Marlowe hardly knows what to say. He stands there consumed by astonishment, hunger and resentment. (The film conveys this better than the book I think.)

“What’s the matter?” the King asked abruptly.
After a pause Marlowe said, “Nothing.” He looked at the egg. He wasn’t due an egg for six days. “If you’re sure I won’t be putting you out, I’d like it fried.”

My father kept chickens at Selerang; ducks too. I don’t know whether this was something he did alone or with one or two others, or whether he simply was one of a larger group helping to look after what must have been a sizable chicken run outside the barracks. He never describes the Selerang chicken run but it features several times in his bird notes.

“What you came to understand about the Japanese,” he once told me, “was that their sense of rules was quite different from ours. If they had a rule about something you broke it at your peril. All hell would let loose. Yet this was sometimes quite arbitrary. If they didn’t have a rule for something – even if it would have been in their interest to do so – they could be absolutely oblivious. You were pretty much free to do what you liked. It took us a while to understand this but once we did it opened up all kinds of possibilities!”

One of those possibilities was rearing chickens and ducks. “The guards didn’t seem to have much more food than we did and yet they turned a blind eye to this completely. They never interfered or tried to take the eggs.”

It provided another opportunity for note-taking. Yet once again, there is little or no attempt to describe the setting or circumstances. There is not even a wry comment about the similarity of the ducklings’ diet and that of his own. As always the focus is on methodical observation.

Ducklings 4 bought on 9.ix.43 (evening). Probably 1 day old.

Feeds:
(1) Night:-
Rice polishings & water (mash)
(2) Morning:-
Peanut sauce (peanuts boiled with ground rice, mashed) & boiled browned rice & tea (mash)
(3) Mid morning:-
Rice polishings & condensed milk (mash)
(4) Tiffin:-
Togay soup, boiled rice & tea (mash)
(5) Mid afternoon:-
Remainder of tiffin & stale bread crumbs
(6) Late afternoon:-
Sweet potato fried in palm oil
(7) Dinner:-
Boiled rice, rice polishings & milk (mash)
(8) Evening:-
Boiled rice, togay soup, fried pasty & tea (mash)
Tea

Hand feeding was necessary; the ducks pecking small portions held between the fingers. Drink is administered in a desert spoon, the liquid being pointed at & perhaps touched with the finger to show the bird in the first instance.
It is noticed that the ducks must eat & drink alternatively, only small portions being taken of either.
Hand feeding continued to the 14th. Then a saucer containing the sloppy mush is left in the box for the duration of the meal only, Drink is administered with a spoon as usual.

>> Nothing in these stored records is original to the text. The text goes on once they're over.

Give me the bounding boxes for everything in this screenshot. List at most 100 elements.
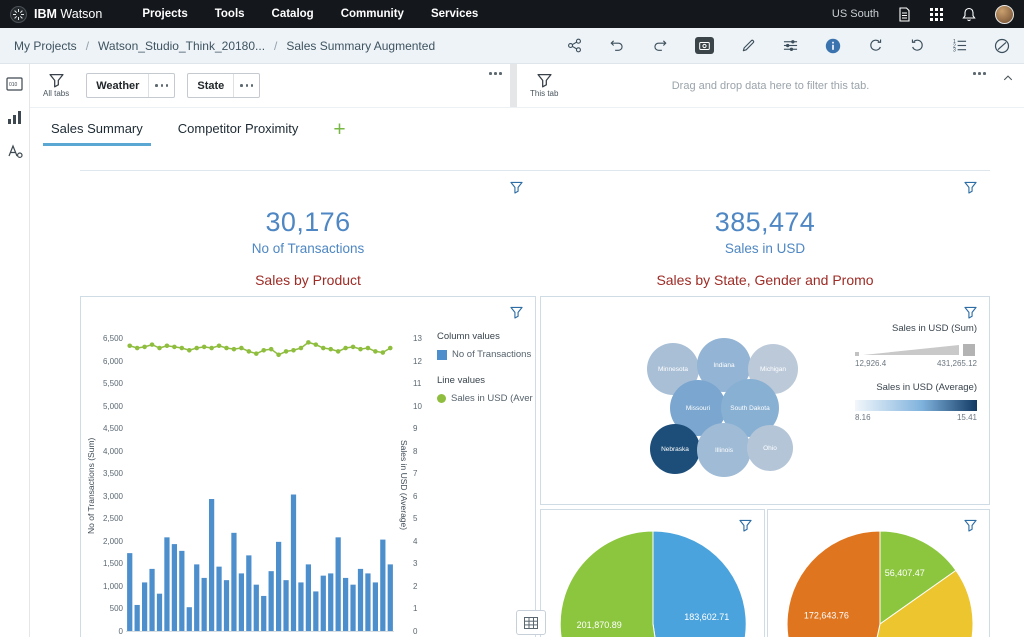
capture-button[interactable] (695, 37, 714, 54)
filter-chip-weather[interactable]: Weather (86, 73, 175, 98)
breadcrumb: My Projects / Watson_Studio_Think_20180.… (14, 39, 435, 53)
svg-text:Ohio: Ohio (763, 445, 777, 452)
watson-logo-icon (10, 6, 27, 23)
kpi-sales-value: 385,474 (715, 207, 815, 238)
share-icon[interactable] (567, 38, 582, 53)
nav-item-tools[interactable]: Tools (215, 8, 245, 20)
kpi-funnel-icon[interactable] (964, 181, 977, 194)
sales-by-state-chart[interactable]: MinnesotaIndianaMichiganMissouriSouth Da… (540, 296, 990, 505)
filter-drop-hint: Drag and drop data here to filter this t… (672, 80, 870, 92)
this-tab-funnel-icon (537, 73, 552, 88)
kpi-funnel-icon[interactable] (510, 181, 523, 194)
svg-text:Illinois: Illinois (715, 447, 734, 454)
breadcrumb-project[interactable]: Watson_Studio_Think_20180... (98, 39, 265, 53)
breadcrumb-dashboard[interactable]: Sales Summary Augmented (286, 39, 435, 53)
combo-plot[interactable] (126, 339, 394, 632)
chip-state-label: State (188, 80, 233, 92)
dashboard-tabs: Sales Summary Competitor Proximity + (30, 108, 1024, 146)
add-tab-button[interactable]: + (333, 121, 345, 146)
column-swatch (437, 350, 447, 360)
sliders-icon[interactable] (783, 38, 798, 53)
svg-text:Indiana: Indiana (713, 362, 735, 369)
legend-avg-label: Sales in USD (Average) (855, 382, 977, 393)
numbered-list-icon[interactable]: 123 (952, 38, 967, 53)
data-tray-button[interactable] (516, 610, 546, 635)
chart-funnel-icon[interactable] (510, 306, 523, 319)
redo-icon[interactable] (652, 38, 668, 53)
kpi-sales-label: Sales in USD (725, 241, 805, 256)
all-tabs-filter[interactable]: All tabs (43, 73, 69, 98)
more-options-icon[interactable] (973, 72, 986, 75)
region-label: US South (832, 8, 879, 20)
ibm-watson-brand[interactable]: IBM Watson (10, 6, 102, 23)
legend-column-label: No of Transactions (... (452, 349, 533, 360)
svg-text:Minnesota: Minnesota (658, 366, 688, 373)
reset-icon[interactable] (868, 38, 883, 53)
dashboard-canvas: 30,176 No of Transactions 385,474 Sales … (30, 146, 1024, 637)
legend-sum-max: 431,265.12 (937, 359, 977, 368)
this-tab-label: This tab (530, 89, 558, 98)
tab-competitor-proximity[interactable]: Competitor Proximity (178, 121, 299, 146)
legend-avg-min: 8.16 (855, 413, 871, 422)
more-options-icon[interactable] (489, 72, 502, 75)
refresh-icon[interactable] (910, 38, 925, 53)
pie-right-svg[interactable]: 56,407.47141,244.28172,643.76 (768, 510, 991, 637)
tab-sales-summary[interactable]: Sales Summary (51, 121, 143, 146)
nav-item-community[interactable]: Community (341, 8, 404, 20)
nav-item-projects[interactable]: Projects (142, 8, 187, 20)
svg-text:172,643.76: 172,643.76 (804, 610, 849, 620)
svg-text:183,602.71: 183,602.71 (684, 612, 729, 622)
svg-text:South Dakota: South Dakota (730, 405, 770, 412)
svg-text:Michigan: Michigan (760, 366, 786, 373)
pie-left-svg[interactable]: 183,602.71 201,870.89 (541, 510, 766, 637)
filter-row: All tabs Weather State This tab Drag (30, 64, 1024, 108)
blocked-icon[interactable] (994, 38, 1010, 54)
info-icon[interactable] (825, 38, 841, 54)
legend-line-label: Sales in USD (Avera... (451, 393, 533, 404)
nav-item-catalog[interactable]: Catalog (272, 8, 314, 20)
chip-menu-icon[interactable] (233, 74, 259, 97)
left-sidebar: 010 (0, 64, 30, 637)
size-legend-wedge (855, 342, 977, 357)
undo-icon[interactable] (609, 38, 625, 53)
color-legend-gradient (855, 400, 977, 411)
document-icon[interactable] (898, 7, 911, 22)
sales-by-state-title: Sales by State, Gender and Promo (540, 272, 990, 288)
line-swatch (437, 394, 446, 403)
brand-product: Watson (60, 7, 102, 21)
this-tab-filter[interactable]: This tab (530, 73, 558, 98)
legend-avg-max: 15.41 (957, 413, 977, 422)
user-avatar[interactable] (995, 5, 1014, 24)
brand-ibm: IBM (34, 7, 57, 21)
legend-column-header: Column values (437, 331, 533, 342)
collapse-chevron-icon[interactable] (1002, 72, 1014, 84)
bell-icon[interactable] (962, 7, 976, 22)
pen-icon[interactable] (741, 38, 756, 53)
nav-item-services[interactable]: Services (431, 8, 478, 20)
data-sources-icon[interactable]: 010 (6, 77, 23, 91)
legend-line-header: Line values (437, 375, 533, 386)
chip-menu-icon[interactable] (148, 74, 174, 97)
svg-text:56,407.47: 56,407.47 (885, 568, 925, 578)
filter-chip-state[interactable]: State (187, 73, 260, 98)
widgets-icon[interactable] (7, 144, 23, 159)
top-nav: IBM Watson Projects Tools Catalog Commun… (0, 0, 1024, 28)
visualizations-icon[interactable] (7, 110, 22, 125)
pie-chart-left[interactable]: 183,602.71 201,870.89 (540, 509, 765, 637)
bubble-legend: Sales in USD (Sum) 12,926.4 431,265.12 S… (855, 323, 977, 422)
sales-by-product-title: Sales by Product (80, 272, 536, 288)
breadcrumb-separator: / (274, 39, 277, 53)
chart-funnel-icon[interactable] (964, 519, 977, 532)
svg-text:010: 010 (9, 82, 18, 88)
svg-text:201,870.89: 201,870.89 (577, 620, 622, 630)
chart-funnel-icon[interactable] (739, 519, 752, 532)
apps-grid-icon[interactable] (930, 8, 943, 21)
pie-chart-right[interactable]: 56,407.47141,244.28172,643.76 (767, 509, 990, 637)
svg-text:3: 3 (953, 48, 956, 53)
all-tabs-filter-panel: All tabs Weather State (30, 64, 510, 107)
kpi-transactions-value: 30,176 (266, 207, 351, 238)
breadcrumb-my-projects[interactable]: My Projects (14, 39, 77, 53)
legend-sum-min: 12,926.4 (855, 359, 886, 368)
sales-by-product-chart[interactable]: No of Transactions (Sum) 6,5006,0005,500… (80, 296, 536, 637)
chart-funnel-icon[interactable] (964, 306, 977, 319)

Box 12” x 18” x 9” high all wood arranged as follows:-
1st hot water bottle in jacket
2nd 2 woolen dusters
3rd straw

The box is covered with a heavy covering. Kept in barrack room throughout day & night. There are no air holes in box.

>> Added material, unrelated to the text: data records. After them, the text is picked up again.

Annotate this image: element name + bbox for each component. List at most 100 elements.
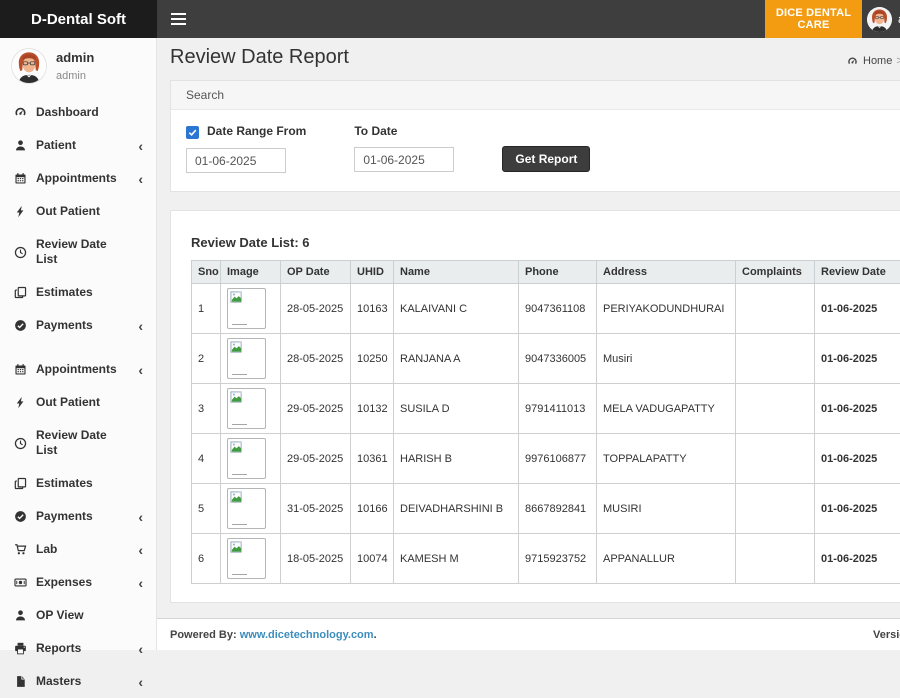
cell-address: MELA VADUGAPATTY	[597, 384, 736, 434]
to-date-group: To Date	[354, 124, 454, 172]
sidebar-item-label: Lab	[36, 542, 57, 557]
cell-phone: 9047336005	[519, 334, 597, 384]
clinic-name-button[interactable]: DICE DENTAL CARE	[765, 0, 862, 38]
sidebar-item-label: Masters	[36, 674, 81, 689]
sidebar-item[interactable]: Expenses ‹	[0, 566, 156, 599]
sidebar-item-label: Patient	[36, 138, 76, 153]
sidebar-user-name: admin	[56, 50, 94, 65]
column-header: Address	[597, 261, 736, 284]
cell-review-date: 01-06-2025	[815, 334, 900, 384]
cell-complaints	[736, 334, 815, 384]
table-row: 1 28-05-2025 10163 KALAIVANI C 904736110…	[192, 284, 900, 334]
sidebar-item[interactable]: Lab ‹	[0, 533, 156, 566]
page-header: Review Date Report Home > Review Date Re…	[157, 38, 900, 80]
cell-address: TOPPALAPATTY	[597, 434, 736, 484]
sidebar-item[interactable]: Out Patient ‹	[0, 386, 156, 419]
sidebar-item[interactable]: Masters ‹	[0, 665, 156, 698]
user-avatar	[12, 49, 46, 83]
cell-review-date: 01-06-2025	[815, 534, 900, 584]
cell-sno: 4	[192, 434, 221, 484]
sidebar-item-label: Appointments	[36, 171, 117, 186]
powered-by-label: Powered By:	[170, 629, 237, 641]
cell-name: SUSILA D	[394, 384, 519, 434]
sidebar-item-label: Payments	[36, 509, 93, 524]
clock-icon	[13, 245, 27, 259]
cell-address: PERIYAKODUNDHURAI	[597, 284, 736, 334]
date-range-checkbox[interactable]	[186, 126, 199, 139]
column-header: Review Date	[815, 261, 900, 284]
sidebar-user-role: admin	[56, 70, 94, 82]
sidebar-item-label: Review Date List	[36, 237, 129, 267]
sidebar-item[interactable]: Estimates ‹	[0, 276, 156, 309]
sidebar-item[interactable]: Review Date List ‹	[0, 419, 156, 467]
cell-complaints	[736, 384, 815, 434]
chevron-left-icon: ‹	[138, 578, 148, 588]
sidebar-item[interactable]: Payments ‹	[0, 500, 156, 533]
breadcrumb-home-link[interactable]: Home	[863, 55, 892, 67]
sidebar-item-label: Expenses	[36, 575, 92, 590]
cell-op-date: 28-05-2025	[281, 284, 351, 334]
date-from-input[interactable]	[186, 148, 286, 173]
date-range-from-group: Date Range From	[186, 124, 306, 173]
sidebar-item[interactable]: Patient ‹	[0, 129, 156, 162]
search-panel-header: Search	[171, 81, 900, 110]
cell-op-date: 28-05-2025	[281, 334, 351, 384]
cell-phone: 8667892841	[519, 484, 597, 534]
cell-image	[221, 384, 281, 434]
sidebar-item[interactable]: Appointments ‹	[0, 353, 156, 386]
date-to-input[interactable]	[354, 147, 454, 172]
broken-image-icon	[227, 338, 266, 379]
cell-name: RANJANA A	[394, 334, 519, 384]
table-row: 6 18-05-2025 10074 KAMESH M 9715923752 A…	[192, 534, 900, 584]
sidebar-toggle-icon[interactable]	[157, 0, 199, 38]
user-icon	[13, 139, 27, 153]
sidebar-item[interactable]: OP View ‹	[0, 599, 156, 632]
sidebar-item-label: Payments	[36, 318, 93, 333]
app-logo: D-Dental Soft	[0, 0, 157, 38]
cell-address: Musiri	[597, 334, 736, 384]
cell-image	[221, 534, 281, 584]
column-header: Image	[221, 261, 281, 284]
cell-uhid: 10250	[351, 334, 394, 384]
sidebar-item[interactable]: Estimates ‹	[0, 467, 156, 500]
sidebar-item[interactable]: Appointments ‹	[0, 162, 156, 195]
check-circle-icon	[13, 510, 27, 524]
calendar-icon	[13, 363, 27, 377]
sidebar-item[interactable]: Review Date List ‹	[0, 228, 156, 276]
sidebar-item[interactable]: Reports ‹	[0, 632, 156, 665]
dicetechnology-link[interactable]: www.dicetechnology.com	[240, 629, 374, 641]
cart-icon	[13, 543, 27, 557]
cell-image	[221, 434, 281, 484]
cell-uhid: 10163	[351, 284, 394, 334]
cell-review-date: 01-06-2025	[815, 284, 900, 334]
sidebar-nav: Dashboard ‹ Patient ‹ Appointments ‹ Out…	[0, 96, 156, 698]
cell-op-date: 18-05-2025	[281, 534, 351, 584]
column-header: UHID	[351, 261, 394, 284]
table-row: 2 28-05-2025 10250 RANJANA A 9047336005 …	[192, 334, 900, 384]
cell-address: APPANALLUR	[597, 534, 736, 584]
cell-name: DEIVADHARSHINI B	[394, 484, 519, 534]
get-report-button[interactable]: Get Report	[502, 146, 590, 172]
broken-image-icon	[227, 438, 266, 479]
search-form: Date Range From To Date Get Report	[171, 110, 900, 191]
column-header: OP Date	[281, 261, 351, 284]
cell-review-date: 01-06-2025	[815, 434, 900, 484]
sidebar-item[interactable]: Payments ‹	[0, 309, 156, 342]
column-header: Name	[394, 261, 519, 284]
sidebar-item-label: OP View	[36, 608, 84, 623]
sidebar-item[interactable]: Dashboard ‹	[0, 96, 156, 129]
tachometer-icon	[13, 106, 27, 120]
cell-image	[221, 334, 281, 384]
header-user-menu[interactable]: admin	[867, 0, 900, 38]
chevron-left-icon: ‹	[138, 512, 148, 522]
sidebar-item[interactable]: Out Patient ‹	[0, 195, 156, 228]
cell-sno: 3	[192, 384, 221, 434]
broken-image-icon	[227, 388, 266, 429]
column-header: Phone	[519, 261, 597, 284]
cell-image	[221, 284, 281, 334]
cell-sno: 1	[192, 284, 221, 334]
table-row: 5 31-05-2025 10166 DEIVADHARSHINI B 8667…	[192, 484, 900, 534]
sidebar-item-label: Appointments	[36, 362, 117, 377]
sidebar-user-panel: admin admin	[0, 38, 156, 96]
table-header-row: SnoImageOP DateUHIDNamePhoneAddressCompl…	[192, 261, 900, 284]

On 12th no water bottle inserted during day time. And on the 13th discontinued at night as well. Otherwise kept warm as usual.

Cleaned out every other day. It was noticed however that by the 14th the straw was getting far more grimy so that soon it will need changing every day.

The essentials are:-

(1) Keep dry, especially breast (when feeding) and legs (when walking in food). Do not allow on wet ground.
(2) Protect from draught & uneven temperatures
(3) Keep out of direct sun (kills in 10 mins.)

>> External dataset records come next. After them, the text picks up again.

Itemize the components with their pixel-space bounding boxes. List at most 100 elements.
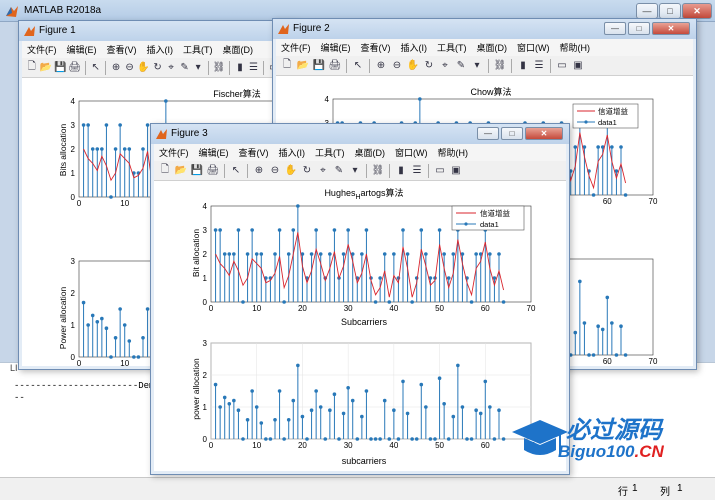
pan-icon[interactable]: ✋ <box>284 164 298 178</box>
data-cursor-icon[interactable]: ⌖ <box>165 61 177 75</box>
menu-item-2[interactable]: 查看(V) <box>239 146 269 159</box>
print-icon[interactable]: 🖨 <box>328 59 342 73</box>
menu-item-1[interactable]: 编辑(E) <box>199 146 229 159</box>
menu-item-5[interactable]: 桌面(D) <box>355 146 386 159</box>
menu-item-4[interactable]: 工具(T) <box>183 43 213 56</box>
main-minimize-button[interactable]: — <box>636 3 658 19</box>
dropdown-arrow-icon[interactable]: ▾ <box>348 164 362 178</box>
menu-item-5[interactable]: 桌面(D) <box>477 41 508 54</box>
link-icon[interactable]: ⛓ <box>493 59 507 73</box>
watermark-en-text: Biguo100.CN <box>558 442 664 461</box>
menu-item-1[interactable]: 编辑(E) <box>321 41 351 54</box>
print-icon[interactable]: 🖨 <box>68 61 81 75</box>
brush-icon[interactable]: ✎ <box>454 59 468 73</box>
figure-3-close-button[interactable]: ✕ <box>525 127 563 140</box>
open-file-icon[interactable]: 📂 <box>174 164 188 178</box>
rotate-icon[interactable]: ↻ <box>422 59 436 73</box>
stem-marker <box>218 405 222 409</box>
menu-item-7[interactable]: 帮助(H) <box>560 41 591 54</box>
save-icon[interactable]: 💾 <box>312 59 326 73</box>
menu-item-3[interactable]: 插入(I) <box>279 146 306 159</box>
link-icon[interactable]: ⛓ <box>371 164 385 178</box>
menu-item-2[interactable]: 查看(V) <box>361 41 391 54</box>
dropdown-arrow-icon[interactable]: ▾ <box>470 59 484 73</box>
menu-item-6[interactable]: 窗口(W) <box>517 41 550 54</box>
pointer-icon[interactable]: ↖ <box>229 164 243 178</box>
show-plot-tools-icon[interactable]: ▣ <box>571 59 585 73</box>
figure-3-title-bar[interactable]: Figure 3 — □ ✕ <box>151 124 569 144</box>
main-maximize-button[interactable]: □ <box>659 3 681 19</box>
figure-2-close-button[interactable]: ✕ <box>652 22 690 35</box>
menu-item-3[interactable]: 插入(I) <box>147 43 174 56</box>
legend-icon[interactable]: ☰ <box>410 164 424 178</box>
menu-item-5[interactable]: 桌面(D) <box>223 43 254 56</box>
legend-icon[interactable]: ☰ <box>532 59 546 73</box>
matlab-figure-icon <box>156 129 167 139</box>
open-file-icon[interactable]: 📂 <box>40 61 52 75</box>
menu-item-0[interactable]: 文件(F) <box>281 41 311 54</box>
menu-item-4[interactable]: 工具(T) <box>437 41 467 54</box>
figure-2-maximize-button[interactable]: □ <box>628 22 650 35</box>
hide-plot-tools-icon[interactable]: ▭ <box>555 59 569 73</box>
stem-marker <box>346 228 350 232</box>
stem-marker <box>573 330 578 335</box>
show-plot-tools-icon[interactable]: ▣ <box>449 164 463 178</box>
figure-2-title-bar[interactable]: Figure 2 — □ ✕ <box>273 19 696 39</box>
brush-icon[interactable]: ✎ <box>179 61 191 75</box>
figure-1-plot-title: Fischer算法 <box>213 88 261 99</box>
figure-1-title-bar[interactable]: Figure 1 <box>19 21 297 41</box>
open-file-icon[interactable]: 📂 <box>296 59 310 73</box>
toolbar-separator <box>369 58 370 73</box>
colorbar-icon[interactable]: ▮ <box>234 61 246 75</box>
colorbar-icon[interactable]: ▮ <box>394 164 408 178</box>
pointer-icon[interactable]: ↖ <box>90 61 102 75</box>
y-tick-label: 3 <box>203 339 208 348</box>
zoom-out-icon[interactable]: ⊖ <box>390 59 404 73</box>
zoom-in-icon[interactable]: ⊕ <box>374 59 388 73</box>
figure-2-minimize-button[interactable]: — <box>604 22 626 35</box>
pointer-icon[interactable]: ↖ <box>351 59 365 73</box>
pan-icon[interactable]: ✋ <box>137 61 149 75</box>
data-cursor-icon[interactable]: ⌖ <box>316 164 330 178</box>
figure-3-window[interactable]: Figure 3 — □ ✕ 文件(F) 编辑(E) 查看(V) 插入(I) 工具(T)… <box>150 123 570 475</box>
menu-item-0[interactable]: 文件(F) <box>159 146 189 159</box>
zoom-in-icon[interactable]: ⊕ <box>110 61 122 75</box>
new-file-icon[interactable]: 🗋 <box>158 164 172 178</box>
data-cursor-icon[interactable]: ⌖ <box>438 59 452 73</box>
menu-item-0[interactable]: 文件(F) <box>27 43 57 56</box>
zoom-out-icon[interactable]: ⊖ <box>124 61 136 75</box>
stem-marker <box>401 228 405 232</box>
menu-item-7[interactable]: 帮助(H) <box>438 146 469 159</box>
menu-item-4[interactable]: 工具(T) <box>315 146 345 159</box>
save-icon[interactable]: 💾 <box>54 61 66 75</box>
menu-item-1[interactable]: 编辑(E) <box>67 43 97 56</box>
figure-3-minimize-button[interactable]: — <box>477 127 499 140</box>
hide-plot-tools-icon[interactable]: ▭ <box>433 164 447 178</box>
zoom-in-icon[interactable]: ⊕ <box>252 164 266 178</box>
menu-item-3[interactable]: 插入(I) <box>401 41 428 54</box>
legend-icon[interactable]: ☰ <box>248 61 260 75</box>
pan-icon[interactable]: ✋ <box>406 59 420 73</box>
figure-3-maximize-button[interactable]: □ <box>501 127 523 140</box>
figure-2-legend-line-label: 信道增益 <box>598 106 628 116</box>
zoom-out-icon[interactable]: ⊖ <box>268 164 282 178</box>
brush-icon[interactable]: ✎ <box>332 164 346 178</box>
menu-item-2[interactable]: 查看(V) <box>107 43 137 56</box>
y-tick-label: 4 <box>71 97 76 106</box>
new-file-icon[interactable]: 🗋 <box>280 59 294 73</box>
colorbar-icon[interactable]: ▮ <box>516 59 530 73</box>
new-file-icon[interactable]: 🗋 <box>26 61 38 75</box>
main-close-button[interactable]: ✕ <box>682 3 712 19</box>
link-icon[interactable]: ⛓ <box>213 61 226 75</box>
stem-marker <box>309 252 314 256</box>
rotate-icon[interactable]: ↻ <box>152 61 164 75</box>
print-icon[interactable]: 🖨 <box>206 164 220 178</box>
stem-marker <box>309 408 314 412</box>
save-icon[interactable]: 💾 <box>190 164 204 178</box>
rotate-icon[interactable]: ↻ <box>300 164 314 178</box>
stem-marker <box>392 252 396 256</box>
menu-item-6[interactable]: 窗口(W) <box>395 146 428 159</box>
toolbar-separator <box>263 60 265 75</box>
dropdown-arrow-icon[interactable]: ▾ <box>192 61 204 75</box>
x-tick-label: 10 <box>252 304 261 313</box>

(4) Protect from brown tree ants (8 10-day old ducklings killed in the night)

Chicks: 12 bought on 13.ix.43 (evening) probably 1 day old –

Feeds consist of

(1) Rice polishings
(2) Rice flour

These are placed in heaps in 2 shallow tin lids. 2 lids are necessary to prevent overcrowding.
Water is placed in a tin with lid with a circular hole. This prevents contamination of the water & wetting of chicks.